INVESTIGATING FE AND MN GEOCHEMISTRY IN SEDIMENTS OF A REDOX-STRATIFIED LAKE


HERNDON, Elizabeth, Department of Geology, Kent State University, Kent, OH 44242, HAVIG, Jeff, Department of Geology, University of Cincinnati, 500 Geology-Physics Building, Cincinnati, OH 45221, SINGER, David M., Department of Geology, Kent State University, 228 McGilvrey Hall, Kent, OH 44242, MCCORMICK, Mike, Biology, Hamilton College, 198 College Hill Road, Clinton, NY 13323 and KUMP, Lee R., Department of Geosciences, Pennsylvania State University, University Park, PA 16802, eherndo1@kent.edu

Manganese and iron are biologically important and redox-sensitive elements that have been used to constrain the redox state of the oceans through earth history. Here, we investigated Mn and Fe geochemistry in lake sediments of the meromictic Fayetteville Green Lake (New York, USA) that serves as a proxy for redox-stratified Proterozoic oceans.
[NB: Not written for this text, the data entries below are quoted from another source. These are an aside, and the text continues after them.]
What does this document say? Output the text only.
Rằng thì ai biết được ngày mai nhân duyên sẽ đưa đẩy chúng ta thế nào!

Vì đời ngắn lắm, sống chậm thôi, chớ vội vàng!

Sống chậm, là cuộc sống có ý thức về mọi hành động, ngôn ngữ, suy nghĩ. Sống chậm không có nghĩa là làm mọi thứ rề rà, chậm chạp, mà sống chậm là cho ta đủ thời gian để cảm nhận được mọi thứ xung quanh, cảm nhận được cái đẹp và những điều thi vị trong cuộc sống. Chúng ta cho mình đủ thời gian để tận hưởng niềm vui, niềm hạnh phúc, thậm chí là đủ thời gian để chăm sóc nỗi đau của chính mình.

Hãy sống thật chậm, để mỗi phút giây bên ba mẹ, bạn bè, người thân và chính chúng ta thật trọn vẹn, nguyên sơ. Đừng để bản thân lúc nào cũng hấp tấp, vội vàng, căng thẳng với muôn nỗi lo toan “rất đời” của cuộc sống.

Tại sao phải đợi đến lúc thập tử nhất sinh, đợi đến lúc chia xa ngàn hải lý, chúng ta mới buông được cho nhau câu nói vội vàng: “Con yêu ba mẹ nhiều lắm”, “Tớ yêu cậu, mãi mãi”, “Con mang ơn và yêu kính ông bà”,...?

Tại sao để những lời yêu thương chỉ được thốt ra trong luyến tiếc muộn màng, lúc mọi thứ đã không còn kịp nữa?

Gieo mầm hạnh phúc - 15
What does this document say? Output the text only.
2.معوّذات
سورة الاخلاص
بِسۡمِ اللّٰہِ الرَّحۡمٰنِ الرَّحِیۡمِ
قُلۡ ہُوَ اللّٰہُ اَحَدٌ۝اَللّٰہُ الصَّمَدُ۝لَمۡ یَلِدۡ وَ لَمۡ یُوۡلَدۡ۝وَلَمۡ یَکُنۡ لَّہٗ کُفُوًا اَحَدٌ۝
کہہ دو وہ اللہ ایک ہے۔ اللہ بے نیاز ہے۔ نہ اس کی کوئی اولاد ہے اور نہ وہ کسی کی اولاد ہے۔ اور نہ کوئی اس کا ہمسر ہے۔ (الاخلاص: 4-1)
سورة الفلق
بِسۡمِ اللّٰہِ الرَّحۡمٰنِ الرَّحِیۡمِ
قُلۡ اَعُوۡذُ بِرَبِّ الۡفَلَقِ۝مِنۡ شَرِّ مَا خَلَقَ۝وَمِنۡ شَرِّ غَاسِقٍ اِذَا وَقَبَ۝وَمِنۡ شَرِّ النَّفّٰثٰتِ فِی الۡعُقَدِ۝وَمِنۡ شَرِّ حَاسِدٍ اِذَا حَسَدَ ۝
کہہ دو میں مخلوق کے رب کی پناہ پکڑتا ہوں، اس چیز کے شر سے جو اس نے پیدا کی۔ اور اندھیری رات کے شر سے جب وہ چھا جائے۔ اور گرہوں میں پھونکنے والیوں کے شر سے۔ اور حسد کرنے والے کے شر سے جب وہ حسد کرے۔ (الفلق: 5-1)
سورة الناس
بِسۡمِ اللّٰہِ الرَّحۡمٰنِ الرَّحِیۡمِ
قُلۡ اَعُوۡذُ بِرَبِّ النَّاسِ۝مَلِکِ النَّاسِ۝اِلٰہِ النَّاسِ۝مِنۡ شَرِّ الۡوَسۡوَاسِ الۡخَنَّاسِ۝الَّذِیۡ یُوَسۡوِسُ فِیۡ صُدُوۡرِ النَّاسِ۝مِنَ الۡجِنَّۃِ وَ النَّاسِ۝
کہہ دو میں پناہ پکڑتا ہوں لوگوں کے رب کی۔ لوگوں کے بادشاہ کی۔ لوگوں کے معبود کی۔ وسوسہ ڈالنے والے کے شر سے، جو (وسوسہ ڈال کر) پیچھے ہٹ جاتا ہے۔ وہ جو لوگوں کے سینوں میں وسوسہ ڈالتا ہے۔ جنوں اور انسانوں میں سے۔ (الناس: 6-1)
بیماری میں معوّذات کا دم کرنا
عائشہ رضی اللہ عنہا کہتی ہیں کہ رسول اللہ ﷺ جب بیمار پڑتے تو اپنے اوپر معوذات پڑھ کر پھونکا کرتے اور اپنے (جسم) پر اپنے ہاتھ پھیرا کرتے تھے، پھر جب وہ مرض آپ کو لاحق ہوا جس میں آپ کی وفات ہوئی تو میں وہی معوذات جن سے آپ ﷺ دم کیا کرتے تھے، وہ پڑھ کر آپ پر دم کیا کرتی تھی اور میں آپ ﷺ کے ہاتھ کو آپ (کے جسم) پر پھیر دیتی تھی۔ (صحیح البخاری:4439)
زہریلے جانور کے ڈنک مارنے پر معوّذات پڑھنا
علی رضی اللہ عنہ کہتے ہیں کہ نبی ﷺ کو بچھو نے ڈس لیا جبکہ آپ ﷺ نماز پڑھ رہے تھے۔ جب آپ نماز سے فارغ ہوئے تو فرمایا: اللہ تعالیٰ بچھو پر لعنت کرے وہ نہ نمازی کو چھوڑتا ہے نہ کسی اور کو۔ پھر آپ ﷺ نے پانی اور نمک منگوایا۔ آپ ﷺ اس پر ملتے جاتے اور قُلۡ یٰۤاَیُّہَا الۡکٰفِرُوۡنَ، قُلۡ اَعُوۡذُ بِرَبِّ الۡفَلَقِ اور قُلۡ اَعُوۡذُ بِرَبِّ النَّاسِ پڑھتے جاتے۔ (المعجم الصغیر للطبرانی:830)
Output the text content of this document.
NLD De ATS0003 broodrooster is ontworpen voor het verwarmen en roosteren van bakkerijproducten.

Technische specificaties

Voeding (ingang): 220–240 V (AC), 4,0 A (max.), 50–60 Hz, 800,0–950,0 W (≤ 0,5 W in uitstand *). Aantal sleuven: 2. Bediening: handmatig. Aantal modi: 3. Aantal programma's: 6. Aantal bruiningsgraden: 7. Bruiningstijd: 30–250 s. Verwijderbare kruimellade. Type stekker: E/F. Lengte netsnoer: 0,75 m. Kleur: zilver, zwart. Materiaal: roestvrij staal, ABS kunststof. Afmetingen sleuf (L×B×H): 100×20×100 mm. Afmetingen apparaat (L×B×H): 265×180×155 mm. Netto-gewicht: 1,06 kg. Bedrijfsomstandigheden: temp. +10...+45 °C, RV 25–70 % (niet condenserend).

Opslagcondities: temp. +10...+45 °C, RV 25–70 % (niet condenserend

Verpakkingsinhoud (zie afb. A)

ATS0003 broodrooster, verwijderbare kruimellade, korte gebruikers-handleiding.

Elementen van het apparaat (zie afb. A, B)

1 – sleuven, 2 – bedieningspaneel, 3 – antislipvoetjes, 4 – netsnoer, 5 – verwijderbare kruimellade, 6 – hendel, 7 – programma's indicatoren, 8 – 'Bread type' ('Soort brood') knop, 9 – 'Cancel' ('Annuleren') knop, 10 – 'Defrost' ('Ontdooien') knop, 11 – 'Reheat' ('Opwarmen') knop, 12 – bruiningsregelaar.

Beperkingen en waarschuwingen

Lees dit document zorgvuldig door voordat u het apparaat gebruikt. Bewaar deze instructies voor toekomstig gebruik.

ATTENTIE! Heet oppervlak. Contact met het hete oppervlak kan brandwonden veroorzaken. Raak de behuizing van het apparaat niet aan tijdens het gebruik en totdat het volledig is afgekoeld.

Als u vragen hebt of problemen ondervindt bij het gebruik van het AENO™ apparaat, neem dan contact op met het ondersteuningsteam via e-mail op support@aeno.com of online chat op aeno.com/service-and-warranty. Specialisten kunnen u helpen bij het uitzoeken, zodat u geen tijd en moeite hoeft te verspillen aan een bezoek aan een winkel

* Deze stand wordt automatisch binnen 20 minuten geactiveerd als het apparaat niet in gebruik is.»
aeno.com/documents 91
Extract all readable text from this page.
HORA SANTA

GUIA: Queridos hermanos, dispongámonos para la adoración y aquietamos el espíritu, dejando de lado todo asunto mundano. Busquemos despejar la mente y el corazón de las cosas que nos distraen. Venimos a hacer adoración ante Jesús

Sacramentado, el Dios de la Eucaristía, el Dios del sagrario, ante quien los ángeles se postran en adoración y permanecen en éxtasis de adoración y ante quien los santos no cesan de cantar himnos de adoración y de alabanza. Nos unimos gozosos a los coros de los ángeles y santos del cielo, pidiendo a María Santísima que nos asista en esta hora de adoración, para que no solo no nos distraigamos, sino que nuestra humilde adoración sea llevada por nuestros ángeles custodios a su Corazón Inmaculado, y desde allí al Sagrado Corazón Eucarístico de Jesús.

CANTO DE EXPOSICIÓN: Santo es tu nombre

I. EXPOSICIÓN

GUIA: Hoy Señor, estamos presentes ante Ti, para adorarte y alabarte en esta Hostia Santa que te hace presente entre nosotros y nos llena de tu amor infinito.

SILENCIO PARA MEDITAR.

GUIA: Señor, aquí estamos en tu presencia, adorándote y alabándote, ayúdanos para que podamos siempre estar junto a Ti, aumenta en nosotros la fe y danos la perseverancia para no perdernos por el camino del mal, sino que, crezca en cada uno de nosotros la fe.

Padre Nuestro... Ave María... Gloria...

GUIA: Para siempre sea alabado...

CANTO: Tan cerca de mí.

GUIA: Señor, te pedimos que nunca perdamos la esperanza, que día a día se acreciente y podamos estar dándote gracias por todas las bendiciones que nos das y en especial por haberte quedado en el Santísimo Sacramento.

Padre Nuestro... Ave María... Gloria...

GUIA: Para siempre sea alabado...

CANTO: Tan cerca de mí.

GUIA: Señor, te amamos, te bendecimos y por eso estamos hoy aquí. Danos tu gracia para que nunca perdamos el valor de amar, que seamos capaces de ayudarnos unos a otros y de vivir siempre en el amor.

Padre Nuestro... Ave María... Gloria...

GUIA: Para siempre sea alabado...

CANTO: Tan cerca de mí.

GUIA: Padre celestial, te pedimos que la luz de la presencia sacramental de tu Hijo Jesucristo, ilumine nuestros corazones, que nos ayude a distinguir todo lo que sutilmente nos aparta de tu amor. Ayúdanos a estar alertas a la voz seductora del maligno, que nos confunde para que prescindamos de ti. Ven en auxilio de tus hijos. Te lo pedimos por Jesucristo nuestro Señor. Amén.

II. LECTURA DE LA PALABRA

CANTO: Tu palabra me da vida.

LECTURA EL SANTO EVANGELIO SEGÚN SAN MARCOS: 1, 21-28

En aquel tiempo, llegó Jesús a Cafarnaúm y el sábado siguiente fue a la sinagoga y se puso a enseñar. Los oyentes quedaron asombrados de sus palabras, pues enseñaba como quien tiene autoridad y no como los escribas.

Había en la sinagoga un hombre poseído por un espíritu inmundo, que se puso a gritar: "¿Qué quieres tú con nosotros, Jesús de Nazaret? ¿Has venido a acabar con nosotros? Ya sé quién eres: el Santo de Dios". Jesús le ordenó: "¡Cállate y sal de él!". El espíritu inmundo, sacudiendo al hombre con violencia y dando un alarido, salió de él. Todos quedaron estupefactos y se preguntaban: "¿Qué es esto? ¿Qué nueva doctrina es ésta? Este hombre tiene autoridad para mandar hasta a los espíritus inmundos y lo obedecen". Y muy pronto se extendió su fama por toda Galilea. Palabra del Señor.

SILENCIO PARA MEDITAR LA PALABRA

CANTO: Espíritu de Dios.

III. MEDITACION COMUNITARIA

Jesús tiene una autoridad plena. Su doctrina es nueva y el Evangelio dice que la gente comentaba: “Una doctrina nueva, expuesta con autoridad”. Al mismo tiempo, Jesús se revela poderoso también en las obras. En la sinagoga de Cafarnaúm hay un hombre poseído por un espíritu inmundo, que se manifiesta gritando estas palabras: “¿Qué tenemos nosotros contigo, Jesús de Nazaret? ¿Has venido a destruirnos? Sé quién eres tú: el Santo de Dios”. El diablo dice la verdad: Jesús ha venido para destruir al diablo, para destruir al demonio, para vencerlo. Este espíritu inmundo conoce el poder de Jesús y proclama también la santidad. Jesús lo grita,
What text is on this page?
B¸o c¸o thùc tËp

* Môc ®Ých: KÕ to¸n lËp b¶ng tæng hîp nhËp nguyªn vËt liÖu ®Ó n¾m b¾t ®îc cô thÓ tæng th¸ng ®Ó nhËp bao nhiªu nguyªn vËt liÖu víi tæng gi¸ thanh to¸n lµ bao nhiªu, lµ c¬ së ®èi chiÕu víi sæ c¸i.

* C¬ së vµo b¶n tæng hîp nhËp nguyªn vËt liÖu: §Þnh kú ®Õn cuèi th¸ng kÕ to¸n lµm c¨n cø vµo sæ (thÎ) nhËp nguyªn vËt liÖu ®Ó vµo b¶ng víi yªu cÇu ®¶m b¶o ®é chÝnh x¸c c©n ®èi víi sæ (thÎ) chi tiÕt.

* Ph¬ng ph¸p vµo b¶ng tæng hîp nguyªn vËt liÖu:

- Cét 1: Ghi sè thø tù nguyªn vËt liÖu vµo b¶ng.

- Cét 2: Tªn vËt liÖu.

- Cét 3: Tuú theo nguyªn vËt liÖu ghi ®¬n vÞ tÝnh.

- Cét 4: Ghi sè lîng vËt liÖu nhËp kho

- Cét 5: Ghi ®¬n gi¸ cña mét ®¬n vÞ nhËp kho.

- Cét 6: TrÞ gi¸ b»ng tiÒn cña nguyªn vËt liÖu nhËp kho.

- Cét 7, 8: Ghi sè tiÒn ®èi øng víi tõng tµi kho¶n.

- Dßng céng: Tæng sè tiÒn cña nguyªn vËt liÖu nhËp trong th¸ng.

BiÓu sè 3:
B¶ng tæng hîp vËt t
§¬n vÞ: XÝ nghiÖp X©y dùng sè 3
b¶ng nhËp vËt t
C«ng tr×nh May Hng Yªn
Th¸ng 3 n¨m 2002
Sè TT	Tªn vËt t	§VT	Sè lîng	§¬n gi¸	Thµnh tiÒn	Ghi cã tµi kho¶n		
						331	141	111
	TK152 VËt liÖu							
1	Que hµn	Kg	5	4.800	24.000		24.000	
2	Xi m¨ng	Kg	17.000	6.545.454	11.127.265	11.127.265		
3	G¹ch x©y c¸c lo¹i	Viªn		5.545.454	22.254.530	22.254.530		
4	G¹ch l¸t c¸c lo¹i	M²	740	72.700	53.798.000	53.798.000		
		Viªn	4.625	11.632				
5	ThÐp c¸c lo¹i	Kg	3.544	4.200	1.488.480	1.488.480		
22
It has been proposed that biologically mediated cycling of Mn and Fe in the chemocline of the water column influences mineral precipitation and transfer from the water column to the sediments. Our objective was to identify the assemblage of Mn- and Fe-bearing minerals preserved in lake sediments using benchtop and synchrotron-source microprobe techniques, i.e., scanning electron microscopy with energy dispersive x-ray spectroscopy (SEM-EDS), X-ray fluorescence (µXRF), X-ray absorption near edge structure spectroscopy (µXANES), and X-ray diffraction (µXRD). Lake sediments were dominated by carbonate minerals intermixed with gypsum, detrital aluminosilicates, organic matter, and sulfides. Manganese was primarily found in Mn carbonate minerals (e.g., rhodochrosite, kuntahorite) that formed coatings around calcite grains, while Fe was present in iron sulfides (e.g., griegite, mackinawite, pyrite) and detrital aluminosilicates. We propose that Mn and Fe precipitated as manganese carbonate and iron sulfide minerals, respectively, in euxinic bottom waters following Mn-oxide and Fe-oxide reduction and solubilization in the chemocline. Manganese-rich coatings that formed around calcite grains may protect them from dissolution as they settle through the monimolimnion, which is undersaturated with respect to calcite. Manganese and Fe were subsequently sequestered in sediments as these particulates settled through the water column to the lake bottom. Investigating the speciation and mineralogy of solid-phase Fe and Mn addresses a knowledge gap that currently limits understanding of how these metals were cycled in the stratified oceans that characterized Earth’s early history.